Alors qu’elle tentait d’ensorceler la comtesse par des paroles fruitées de courtisane tout en faisant mine de s’entièrement dévêtir afin que ses appas bourgeonnants convainquissent Cléore qu’elle demeurait la plus belle en son cœur, Adelia approcha la main gauche du bureau sur lequel était posée une badine, un de ces sticks de bambou qu’aiment à utiliser les officiers de l’armée des Indes contre leurs cipayes récalcitrants. Mais, plus vive, Mademoiselle de Cresseville, qui avait remarqué le manège de celle qu’elle exécrait désormais, s’empara la première de la baguette.
« Rira bien qui rira la dernière, gloussa-t-elle. Tu as tenté d’attenter à ma personne. Reçois en conséquence la correction qui t’a toujours manqué ! »

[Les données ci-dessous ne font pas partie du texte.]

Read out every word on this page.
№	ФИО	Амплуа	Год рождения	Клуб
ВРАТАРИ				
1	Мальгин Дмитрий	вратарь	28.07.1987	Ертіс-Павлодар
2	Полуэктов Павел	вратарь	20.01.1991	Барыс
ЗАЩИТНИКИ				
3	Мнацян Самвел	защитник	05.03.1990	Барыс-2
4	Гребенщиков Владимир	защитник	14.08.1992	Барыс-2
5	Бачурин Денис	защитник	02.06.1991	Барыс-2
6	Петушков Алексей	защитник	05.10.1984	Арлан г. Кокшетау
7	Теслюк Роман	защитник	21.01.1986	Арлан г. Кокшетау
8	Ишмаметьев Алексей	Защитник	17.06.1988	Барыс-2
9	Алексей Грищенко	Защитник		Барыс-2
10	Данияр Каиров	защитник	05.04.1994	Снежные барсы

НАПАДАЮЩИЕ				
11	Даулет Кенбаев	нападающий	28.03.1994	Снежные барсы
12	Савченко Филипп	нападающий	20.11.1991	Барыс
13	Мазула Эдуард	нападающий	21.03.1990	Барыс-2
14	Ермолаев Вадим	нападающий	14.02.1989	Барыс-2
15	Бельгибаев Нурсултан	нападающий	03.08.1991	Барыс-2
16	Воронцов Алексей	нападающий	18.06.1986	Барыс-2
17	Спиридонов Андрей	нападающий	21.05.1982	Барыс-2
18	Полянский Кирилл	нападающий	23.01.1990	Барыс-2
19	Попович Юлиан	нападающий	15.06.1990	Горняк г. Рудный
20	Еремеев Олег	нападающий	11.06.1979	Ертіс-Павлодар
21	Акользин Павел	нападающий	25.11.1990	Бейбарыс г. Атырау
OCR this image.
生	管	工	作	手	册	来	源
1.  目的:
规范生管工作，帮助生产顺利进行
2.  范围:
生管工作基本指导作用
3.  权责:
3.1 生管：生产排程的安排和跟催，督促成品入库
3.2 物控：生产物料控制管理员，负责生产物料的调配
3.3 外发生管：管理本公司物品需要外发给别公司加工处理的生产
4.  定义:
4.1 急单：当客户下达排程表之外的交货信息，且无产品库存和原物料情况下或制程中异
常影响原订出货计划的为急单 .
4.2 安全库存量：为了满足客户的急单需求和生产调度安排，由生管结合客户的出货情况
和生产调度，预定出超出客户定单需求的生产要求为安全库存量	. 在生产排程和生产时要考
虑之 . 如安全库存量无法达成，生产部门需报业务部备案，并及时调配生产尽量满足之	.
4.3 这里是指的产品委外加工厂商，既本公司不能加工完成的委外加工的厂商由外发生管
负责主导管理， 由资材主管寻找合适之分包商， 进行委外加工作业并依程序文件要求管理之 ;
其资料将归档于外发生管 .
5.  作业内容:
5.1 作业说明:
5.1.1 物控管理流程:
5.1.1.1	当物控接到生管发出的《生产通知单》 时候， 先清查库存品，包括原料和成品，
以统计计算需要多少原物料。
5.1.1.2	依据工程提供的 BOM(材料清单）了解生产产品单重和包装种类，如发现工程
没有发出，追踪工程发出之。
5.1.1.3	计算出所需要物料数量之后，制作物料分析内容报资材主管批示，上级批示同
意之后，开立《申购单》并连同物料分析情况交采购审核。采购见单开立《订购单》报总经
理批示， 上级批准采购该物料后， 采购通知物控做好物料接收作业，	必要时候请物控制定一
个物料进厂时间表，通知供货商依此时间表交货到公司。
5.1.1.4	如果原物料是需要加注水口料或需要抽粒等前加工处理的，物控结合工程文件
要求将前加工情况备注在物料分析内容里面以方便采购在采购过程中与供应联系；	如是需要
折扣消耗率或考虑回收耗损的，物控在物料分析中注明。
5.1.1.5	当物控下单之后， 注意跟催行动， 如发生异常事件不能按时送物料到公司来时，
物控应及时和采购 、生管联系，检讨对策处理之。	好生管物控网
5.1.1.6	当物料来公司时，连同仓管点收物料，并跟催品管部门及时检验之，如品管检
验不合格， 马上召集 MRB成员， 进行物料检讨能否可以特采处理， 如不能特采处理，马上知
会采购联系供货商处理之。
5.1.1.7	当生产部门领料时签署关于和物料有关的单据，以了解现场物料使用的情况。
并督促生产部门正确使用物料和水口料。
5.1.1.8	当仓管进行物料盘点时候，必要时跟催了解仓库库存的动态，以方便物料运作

Lors, faisant preuve d’une force étonnante sans doute décuplée par l’exaspération, elle culbuta miss O’Flanaghan sur le bureau en renversant tout ce qui s’y trouvait et l’y plaqua sur le ventre. Bien que la huppe se débattît, la comtesse de Cresseville parvint à ses fins et commença à cingler sans retenue les fesses de l’abjecte poupée. Les coups de badine pleuvaient, lacérant le tissu ouaté des pantalons et les chairs de ce cul impubère trop longtemps apposé en offrande à la concupiscence trouble des anandrynes les plus déréglées. Cléore redoubla les cinglements jusqu’à ce que le sang jaillissant en fontaine hémophile des plaies de la hurlante débauchée jaspât l’acajou du bureau, tandis que les rares pubescences de son intimité en quête d’épanouissement s’engluaient et se poissaient dans cette sanie rougeâtre. Les cris de la victime indifféraient Cléore qui perdit toute notion de temps et de pitié. Lorsqu’elle daigna ressentir un relatif épuisement de son bras droit, elle lâcha la badine gainée d’hémoglobine et la jeta à terre comme si elle eût été un avorton informe vomi d’un vagin vérolé. Adelia n’était point morte, même pas évanouie ; sa résistance ébaudit la comtesse. Au contraire, miss O’Flanaghan ne se départit pas de sa perversion extrême en murmurant quelques malvenues insanités dignes d’elle entre deux geignements que lui arrachaient ses écorchures dégoulinantes :
« Lèche donc mes plaies…Cléore…j’en ai tellement envie…je jouis de l’épanchement de mon propre sang…Cléore… Imagine-le comme un flux menstruel ou une défloration sordide…Lape-le dans une jatte comme la chatte que tu es, Cléore. Délecte t’en, Cléore ! Sois empuse pour moi ! Ceci est mon sang Cléore… le sang de notre nouvelle alliance qui point ne sera éternelle. Permets-moi ce blasphème ma mie… Partage mon ivresse torpide… »
Un hurlement s’arracha de sa bouche lorsque, sans la ménager, Mademoiselle la força à s’asseoir sur cette charpie charnue qui avait été un si tentant fondement si souvent exposé dans son linge poupin de coton brodé.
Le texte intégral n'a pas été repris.